Et si les électeurs qui vous obsèdent tant (d’où votre ravissement face aux multitudes) ne faisaient que voter pour quelqu’un que d’autres ont déjà choisi, comme Eux vous le démontrent tour après tour, tandis qu’ils se divertissent de chaque nouveau truc qu’ils trouvent ?
Oui, bien sûr, vous vous cachez derrière vos préjugés : ceux qui ne votent pas ? « C’est par apathie, par désintérêt, par manque d’éducation, ils font le jeu de la droite »… votre alliée en tant de géographies, en bien des calendriers. Ils votent, mais pas pour vous ? « C’est parce qu’ils sont de droite, qu’ils sont ignorants, vendus, traîtres, crève-la-faim… zombis ! »
Note de Marquitos Spoil : Oui, nous, nous sympathisons avec les zombis. Pas seulement à cause de notre ressemblance physique (nous n’avons même pas besoin de maquillage, juste comme ça nous ferions un malheur dans les castings de The Walking Dead). Aussi et surtout parce que nous pensons, comme George A. Romero, que dans une apocalypse zombie, la brutalité la plus folle serait l’œuvre de la civilisation survivante, pas celle des morts qui marchent. Et s’il restait quelque vestige d’humanité, il brillerait parmi les parias de toujours, les morts vivants pour qui l’apocalypse commence à la naissance et ne termine jamais. Comme à présent cela se passe dans n’importe quel coin de n’importe lequel des mondes existants. Et il n’y a pas de film, de bande dessinée ni de série télé qui rende compte de cela.

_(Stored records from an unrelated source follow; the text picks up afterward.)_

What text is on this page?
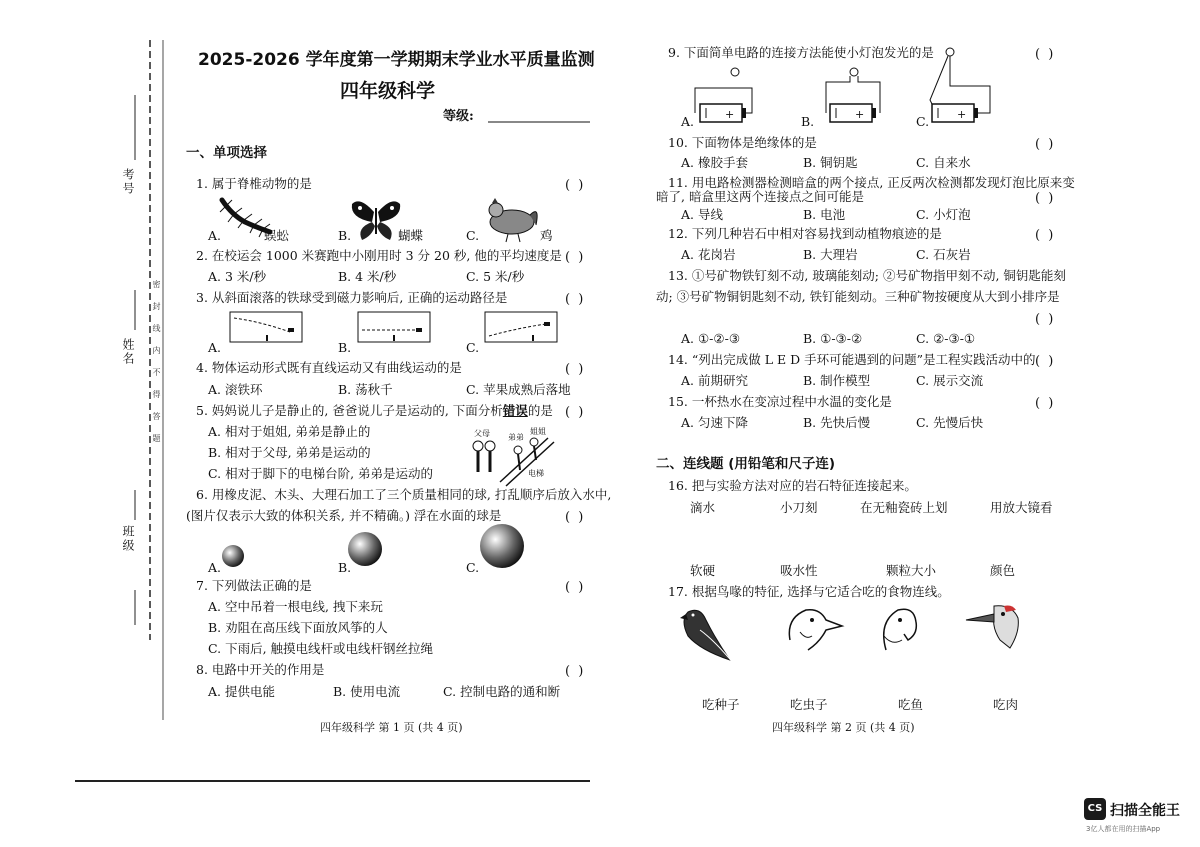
考号
姓名
班级
密封线内不得答题
2025-2026 学年度第一学期期末学业水平质量监测
四年级科学
等级:
一、单项选择
1. 属于脊椎动物的是	( )
A.	蜈蚣	B.	蝴蝶	C.	鸡
2. 在校运会 1000 米赛跑中小刚用时 3 分 20 秒, 他的平均速度是 ( )
A. 3 米/秒	B. 4 米/秒	C. 5 米/秒
3. 从斜面滚落的铁球受到磁力影响后, 正确的运动路径是	( )
A.	B.	C.
4. 物体运动形式既有直线运动又有曲线运动的是	( )
A. 滚铁环	B. 荡秋千	C. 苹果成熟后落地
5. 妈妈说儿子是静止的, 爸爸说儿子是运动的, 下面分析错误的是 ( )
A. 相对于姐姐, 弟弟是静止的
B. 相对于父母, 弟弟是运动的
C. 相对于脚下的电梯台阶, 弟弟是运动的
父母 弟弟
姐姐
电梯
6. 用橡皮泥、木头、大理石加工了三个质量相同的球, 打乱顺序后放入水中,
(图片仅表示大致的体积关系, 并不精确。) 浮在水面的球是	( )
A.	B.	C.
7. 下列做法正确的是	( )
A. 空中吊着一根电线, 拽下来玩
B. 劝阻在高压线下面放风筝的人
C. 下雨后, 触摸电线杆或电线杆钢丝拉绳
8. 电路中开关的作用是	( )
A. 提供电能	B. 使用电流	C. 控制电路的通和断
四年级科学 第 1 页 (共 4 页)
9. 下面简单电路的连接方法能使小灯泡发光的是	( )
A.	B.	C.
+	+	+
10. 下面物体是绝缘体的是	( )
A. 橡胶手套	B. 铜钥匙	C. 自来水
11. 用电路检测器检测暗盒的两个接点, 正反两次检测都发现灯泡比原来变
暗了, 暗盒里这两个连接点之间可能是	( )
A. 导线	B. 电池	C. 小灯泡
12. 下列几种岩石中相对容易找到动植物痕迹的是	( )
A. 花岗岩	B. 大理岩	C. 石灰岩
13. ①号矿物铁钉刻不动, 玻璃能刻动; ②号矿物指甲刻不动, 铜钥匙能刻
动; ③号矿物铜钥匙刻不动, 铁钉能刻动。三种矿物按硬度从大到小排序是
( )
A. ①-②-③	B. ①-③-②	C. ②-③-①
14. “列出完成做 L E D 手环可能遇到的问题”是工程实践活动中的 ( )
A. 前期研究	B. 制作模型	C. 展示交流
15. 一杯热水在变凉过程中水温的变化是	( )
A. 匀速下降	B. 先快后慢	C. 先慢后快
二、连线题 (用铅笔和尺子连)
16. 把与实验方法对应的岩石特征连接起来。
滴水	小刀刻	在无釉瓷砖上划	用放大镜看
软硬	吸水性	颗粒大小	颜色
17. 根据鸟喙的特征, 选择与它适合吃的食物连线。
吃种子	吃虫子	吃鱼	吃肉
四年级科学 第 2 页 (共 4 页)
CS 扫描全能王
3亿人都在用的扫描App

Votre regard est marqué par le mépris quand c’est vers le bas que vous regardez (même si c’est dans le miroir), et vous soupirez d’envie quand vous regardez vers le haut.
Vous ne pouvez même pas imaginer que quelqu’un n’éprouve pas d’autre intérêt à regarder cet « en haut » que de trouver le moyen de s’en défaire.
*
Regarder. Vers où et à partir d’où. C’est là ce qui nous sépare.

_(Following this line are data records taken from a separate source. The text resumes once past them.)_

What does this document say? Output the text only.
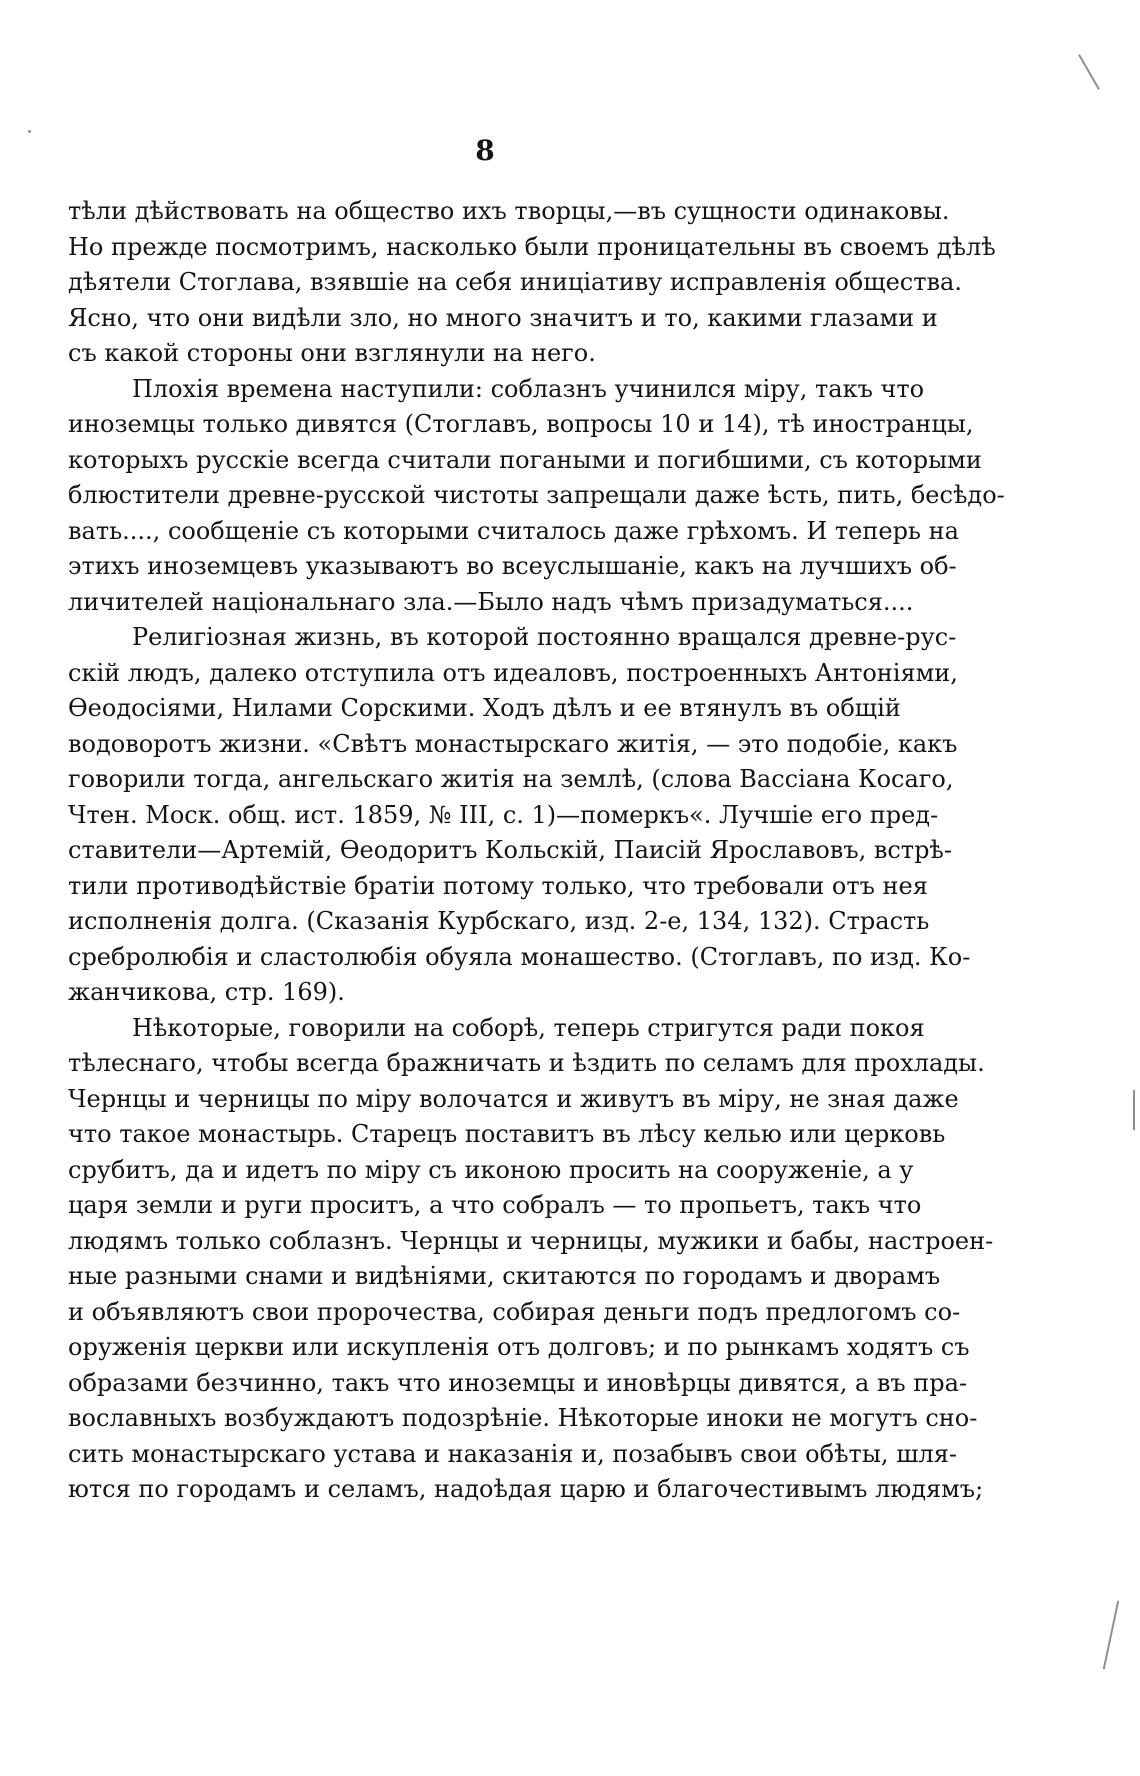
8
тѣли дѣйствовать на общество ихъ творцы,—въ сущности одинаковы.
Но прежде посмотримъ, насколько были проницательны въ своемъ дѣлѣ
дѣятели Стоглава, взявшіе на себя иниціативу исправленія общества.
Ясно, что они видѣли зло, но много значитъ и то, какими глазами и
съ какой стороны они взглянули на него.
Плохія времена наступили: соблазнъ учинился міру, такъ что
иноземцы только дивятся (Стоглавъ, вопросы 10 и 14), тѣ иностранцы,
которыхъ русскіе всегда считали погаными и погибшими, съ которыми
блюстители древне-русской чистоты запрещали даже ѣсть, пить, бесѣдо-
вать...., сообщеніе съ которыми считалось даже грѣхомъ. И теперь на
этихъ иноземцевъ указываютъ во всеуслышаніе, какъ на лучшихъ об-
личителей національнаго зла.—Было надъ чѣмъ призадуматься....
Религіозная жизнь, въ которой постоянно вращался древне-рус-
скій людъ, далеко отступила отъ идеаловъ, построенныхъ Антоніями,
Ѳеодосіями, Нилами Сорскими. Ходъ дѣлъ и ее втянулъ въ общій
водоворотъ жизни. «Свѣтъ монастырскаго житія, — это подобіе, какъ
говорили тогда, ангельскаго житія на землѣ, (слова Вассіана Косаго,
Чтен. Моск. общ. ист. 1859, № III, с. 1)—померкъ«. Лучшіе его пред-
ставители—Артемій, Ѳеодоритъ Кольскій, Паисій Ярославовъ, встрѣ-
тили противодѣйствіе братіи потому только, что требовали отъ нея
исполненія долга. (Сказанія Курбскаго, изд. 2-е, 134, 132). Страсть
сребролюбія и сластолюбія обуяла монашество. (Стоглавъ, по изд. Ко-
жанчикова, стр. 169).
Нѣкоторые, говорили на соборѣ, теперь стригутся ради покоя
тѣлеснаго, чтобы всегда бражничать и ѣздить по селамъ для прохлады.
Чернцы и черницы по міру волочатся и живутъ въ міру, не зная даже
что такое монастырь. Старецъ поставитъ въ лѣсу келью или церковь
срубитъ, да и идетъ по міру съ иконою просить на сооруженіе, а у
царя земли и руги проситъ, а что собралъ — то пропьетъ, такъ что
людямъ только соблазнъ. Чернцы и черницы, мужики и бабы, настроен-
ные разными снами и видѣніями, скитаются по городамъ и дворамъ
и объявляютъ свои пророчества, собирая деньги подъ предлогомъ со-
оруженія церкви или искупленія отъ долговъ; и по рынкамъ ходятъ съ
образами безчинно, такъ что иноземцы и иновѣрцы дивятся, а въ пра-
вославныхъ возбуждаютъ подозрѣніе. Нѣкоторые иноки не могутъ сно-
сить монастырскаго устава и наказанія и, позабывъ свои обѣты, шля-
ются по городамъ и селамъ, надоѣдая царю и благочестивымъ людямъ;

Vous, vous croyez que vous êtes les seuls, nous, nous savons que nous sommes un de plus parmi d’autres.
Vous, vous regardez vers le haut, nous, vers le bas.
Vous, vous regardez comment vous vous installez, nous, comment nous pouvons servir.
Vous, vous regardez comment diriger, nous, comment accompagner.
Vous, vous regardez combien on gagne, nous, combien on perd.
Vous, vous regardez ce qui est, nous, ce qui peut être.
Vous, vous regardez des chiffres, nous, des personnes.
Vous, vous calculez des statistiques, nous, des histoires.
Vous, vous parlez, nous, nous écoutons.
Vous, vous regardez de quoi vous avez l’air, nous, nous regardons le regard.
Vous, vous nous regardez et nous récriminez : où étions-nous quand votre calendrier marquait vos urgences « historiques » ? Nous, nous vous regardons et ne vous demandons pas où vous étiez pendant ces plus de cinq cents ans d’histoire.
Vous, vous regardez comment profiter de la conjoncture, nous, comment la créer.
Vous, vous vous en faites pour les carreaux cassés, nous, pour la rage qui les casse.
Vous, vous regardez les beaucoup, nous, les peu.
Vous, vous regardez les murs infranchissables, nous, les lézardes.
Vous, vous regardez les possibilités, nous, ce qui est impossible seulement jusqu’à la veille.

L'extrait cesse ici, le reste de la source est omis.